So, there seems to be some debate as to whether social networking really helps writers. And I have to be honest; I avoided all of it for a while because I really didn’t know if I could make the commitment. I mean, could I really post on a blog regularly or find something to tweet about? I’m a gal who keeps mostly to herself and the thought of putting myself out there kind of freaked me out (which of course, goes back to that whole writer insecurity thing). But I knew that if I was going to start a blog, or twitter, then I had to keep up with it. The last thing I wanted was for an agent to look me up and think, man, she can’t even keep up with her blog. Will she be good with deadlines? Once she starts something, does she stick to it? In the end, I caved to the pressure of establishing a web presence and started blogging, tweeting, and joined Facebook (that last one was hard, I admit, and I don’t keep up with it as much).
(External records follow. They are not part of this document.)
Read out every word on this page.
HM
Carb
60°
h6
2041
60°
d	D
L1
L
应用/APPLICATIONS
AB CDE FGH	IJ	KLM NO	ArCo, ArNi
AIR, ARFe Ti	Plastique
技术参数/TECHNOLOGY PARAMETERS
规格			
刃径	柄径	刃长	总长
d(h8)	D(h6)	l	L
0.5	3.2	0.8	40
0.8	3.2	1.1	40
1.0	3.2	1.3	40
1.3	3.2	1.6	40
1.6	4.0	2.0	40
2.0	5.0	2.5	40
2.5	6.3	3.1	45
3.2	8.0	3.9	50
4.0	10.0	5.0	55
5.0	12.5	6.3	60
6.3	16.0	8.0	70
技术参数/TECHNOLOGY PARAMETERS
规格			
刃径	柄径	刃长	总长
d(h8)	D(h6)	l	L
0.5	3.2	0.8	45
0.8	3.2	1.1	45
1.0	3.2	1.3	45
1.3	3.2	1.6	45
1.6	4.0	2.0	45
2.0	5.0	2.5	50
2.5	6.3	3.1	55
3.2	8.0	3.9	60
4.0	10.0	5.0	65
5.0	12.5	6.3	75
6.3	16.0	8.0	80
As far as blogging goes, I am constantly thinking about what to blog about next. And I start getting a little anxious as more days go by and still, nothing brilliant has come to mind. I make myself feel better by justifying that it’s okay since I’ve been working hard on my manuscript. Which is actually a great excuse, but it is still just an excuse. I start to wonder, what do I have to say? WHAT DO I HAVE TO SAY! And that’s usually when it hits me. First, that I’m putting way too much importance on what measly little me has to say. And second, even though all the reasons I started a blog are in fact good reasons, there’s one I forgot to mention. Blogging about writing, or tweeting about it, keeps me constantly thinking about writing.
If you write, than constantly thinking about writing is a very, very good thing. Whether it’s a post on character voice, or plot, or teenage angst (if you’re a YA writer), or inspiration, the thinking about it throughout the day and then sitting down to write about it helps in several ways. For one, there’s the actual writing—trying to figure out the best way to convey something. Then, there’s thinking about the subject and understanding how much you know or don’t know about it. There’s also the whole accountability element (my blog kind of haunts me and even though that sounds terrible, it’s actually a good thing). And finally, most of us who blog also follow other blogs. Personally, I have learned so much about writing and publishing just by following a handful of excellent blogs (take a look at the blogroll).
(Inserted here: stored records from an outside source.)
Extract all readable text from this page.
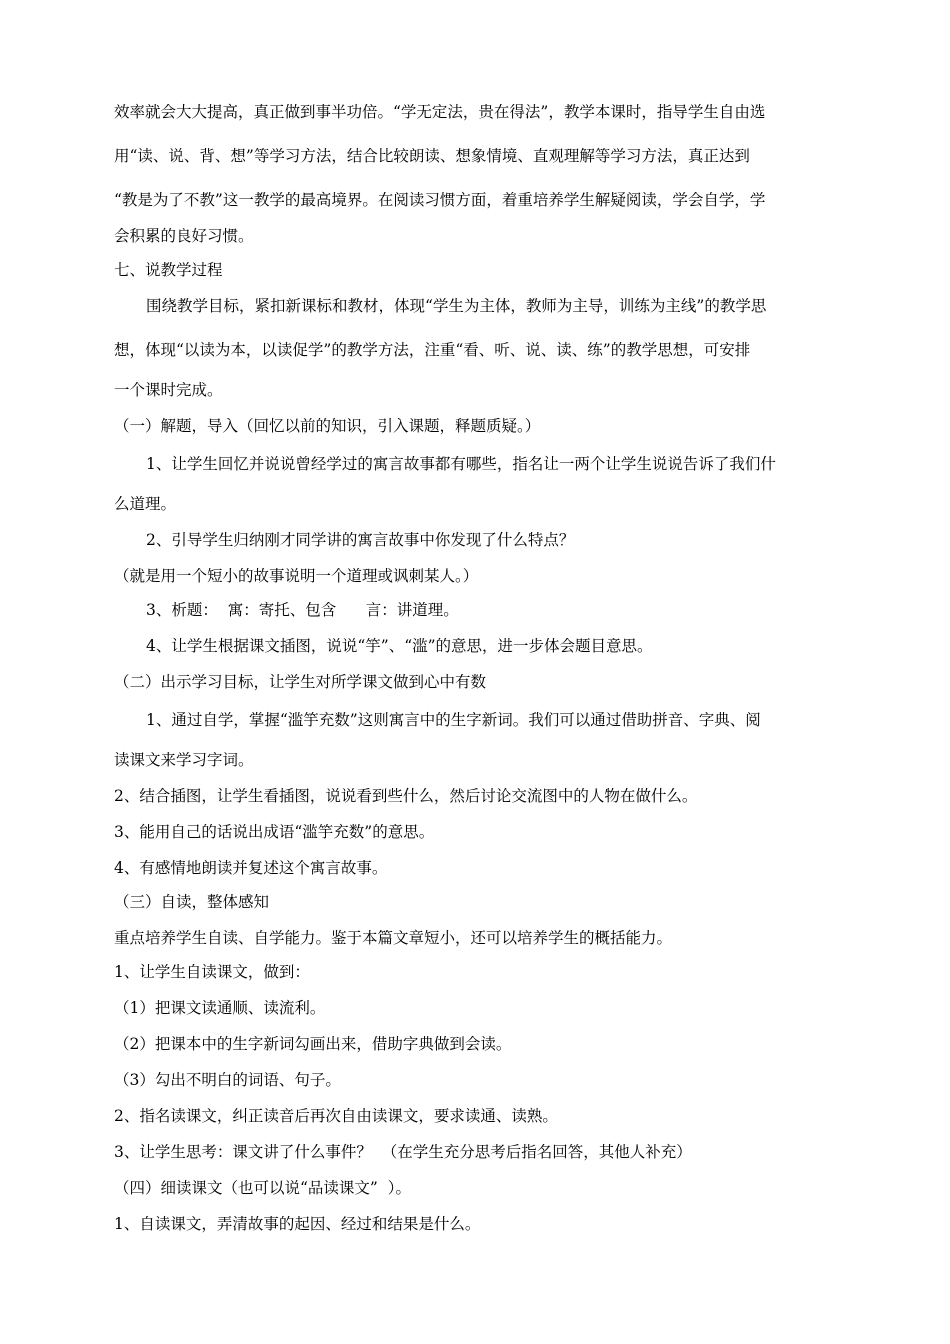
效率就会大大提高，真正做到事半功倍。“学无定法，贵在得法”，教学本课时，指导学生自由选
用“读、说、背、想”等学习方法，结合比较朗读、想象情境、直观理解等学习方法，真正达到
“教是为了不教”这一教学的最高境界。在阅读习惯方面，着重培养学生解疑阅读，学会自学，学
会积累的良好习惯。
七、说教学过程
围绕教学目标，紧扣新课标和教材，体现“学生为主体，教师为主导，训练为主线”的教学思
想，体现“以读为本，以读促学”的教学方法，注重“看、听、说、读、练”的教学思想，可安排
一个课时完成。
（一）解题，导入（回忆以前的知识，引入课题，释题质疑。）
1、让学生回忆并说说曾经学过的寓言故事都有哪些，指名让一两个让学生说说告诉了我们什
么道理。
2、引导学生归纳刚才同学讲的寓言故事中你发现了什么特点？
（就是用一个短小的故事说明一个道理或讽刺某人。）
3、析题：  寓：寄托、包含      言：讲道理。
4、让学生根据课文插图，说说“竽”、“滥”的意思，进一步体会题目意思。
（二）出示学习目标，让学生对所学课文做到心中有数
1、通过自学，掌握“滥竽充数”这则寓言中的生字新词。我们可以通过借助拼音、字典、阅
读课文来学习字词。
2、结合插图，让学生看插图，说说看到些什么，然后讨论交流图中的人物在做什么。
3、能用自己的话说出成语“滥竽充数”的意思。
4、有感情地朗读并复述这个寓言故事。
（三）自读，整体感知
重点培养学生自读、自学能力。鉴于本篇文章短小，还可以培养学生的概括能力。
1、让学生自读课文，做到：
（1）把课文读通顺、读流利。
（2）把课本中的生字新词勾画出来，借助字典做到会读。
（3）勾出不明白的词语、句子。
2、指名读课文，纠正读音后再次自由读课文，要求读通、读熟。
3、让学生思考：课文讲了什么事件？  （在学生充分思考后指名回答，其他人补充）
（四）细读课文（也可以说“品读课文”  ）。
1、自读课文，弄清故事的起因、经过和结果是什么。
As far as twitter goes, well I seem to mostly twitter to myself, so days go by with nary a peep nor a tweet. But again, I’ve learned a lot from those whom I follow.
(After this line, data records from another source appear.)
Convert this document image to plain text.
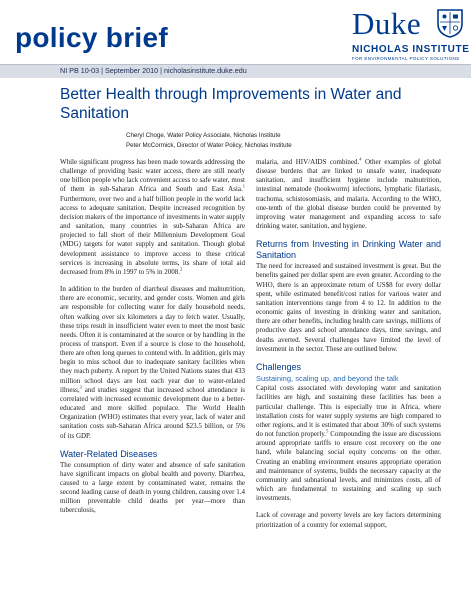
policy brief	Duke
NICHOLAS INSTITUTE
FOR ENVIRONMENTAL POLICY SOLUTIONS
NI PB 10-03 | September 2010 | nicholasinstitute.duke.edu
Better Health through Improvements in Water and Sanitation
Cheryl Choge, Water Policy Associate, Nicholas Institute
Peter McCormick, Director of Water Policy, Nicholas Institute

While significant progress has been made towards addressing the challenge of providing basic water access, there are still nearly one billion people who lack convenient access to safe water, most of them in sub-Saharan Africa and South and East Asia.$^1$ Furthermore, over two and a half billion people in the world lack access to adequate sanitation. Despite increased recognition by decision makers of the importance of investments in water supply and sanitation, many countries in sub-Saharan Africa are projected to fall short of their Millennium Development Goal (MDG) targets for water supply and sanitation. Though global development assistance to improve access to these critical services is increasing in absolute terms, its share of total aid decreased from 8% in 1997 to 5% in 2008.$^2$

In addition to the burden of diarrheal diseases and malnutrition, there are economic, security, and gender costs. Women and girls are responsible for collecting water for daily household needs, often walking over six kilometers a day to fetch water. Usually, these trips result in insufficient water even to meet the most basic needs. Often it is contaminated at the source or by handling in the process of transport. Even if a source is close to the household, there are often long queues to contend with. In addition, girls may begin to miss school due to inadequate sanitary facilities when they reach puberty. A report by the United Nations states that 433 million school days are lost each year due to water-related illness,$^3$ and studies suggest that increased school attendance is correlated with increased economic development due to a better-educated and more skilled populace. The World Health Organization (WHO) estimates that every year, lack of water and sanitation costs sub-Saharan Africa around $23.5 billion, or 5% of its GDP.

Water-Related Diseases

The consumption of dirty water and absence of safe sanitation have significant impacts on global health and poverty. Diarrhea, caused to a large extent by contaminated water, remains the second leading cause of death in young children, causing over 1.4 million preventable child deaths per year—more than tuberculosis,

malaria, and HIV/AIDS combined.$^4$ Other examples of global disease burdens that are linked to unsafe water, inadequate sanitation, and insufficient hygiene include malnutrition, intestinal nematode (hookworm) infections, lymphatic filariasis, trachoma, schistosomiasis, and malaria. According to the WHO, one-tenth of the global disease burden could be prevented by improving water management and expanding access to safe drinking water, sanitation, and hygiene.

Returns from Investing in Drinking Water and Sanitation

The need for increased and sustained investment is great. But the benefits gained per dollar spent are even greater. According to the WHO, there is an approximate return of US$8 for every dollar spent, while estimated benefit/cost ratios for various water and sanitation interventions range from 4 to 12. In addition to the economic gains of investing in drinking water and sanitation, there are other benefits, including health care savings, millions of productive days and school attendance days, time savings, and deaths averted. Several challenges have limited the level of investment in the sector. These are outlined below.

Challenges
Sustaining, scaling up, and beyond the talk

Capital costs associated with developing water and sanitation facilities are high, and sustaining these facilities has been a particular challenge. This is especially true in Africa, where installation costs for water supply systems are high compared to other regions, and it is estimated that about 30% of such systems do not function properly.$^5$ Compounding the issue are discussions around appropriate tariffs to ensure cost recovery on the one hand, while balancing social equity concerns on the other. Creating an enabling environment ensures appropriate operation and maintenance of systems, builds the necessary capacity at the community and subnational levels, and minimizes costs, all of which are fundamental to sustaining and scaling up such investments.

Lack of coverage and poverty levels are key factors determining prioritization of a country for external support,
So, whether blogging or tweeting actually helps in terms of getting your name out there or making you famous and popular, well, I’m sure it does for some. I, however, am still in the early stages of doing a happy dance when my blog stats reach double digits. But that’s okay because even though I was reluctant to partake in this whole social networking craze, it has turned out to be a pretty great choice for this otherwise anti-social writer.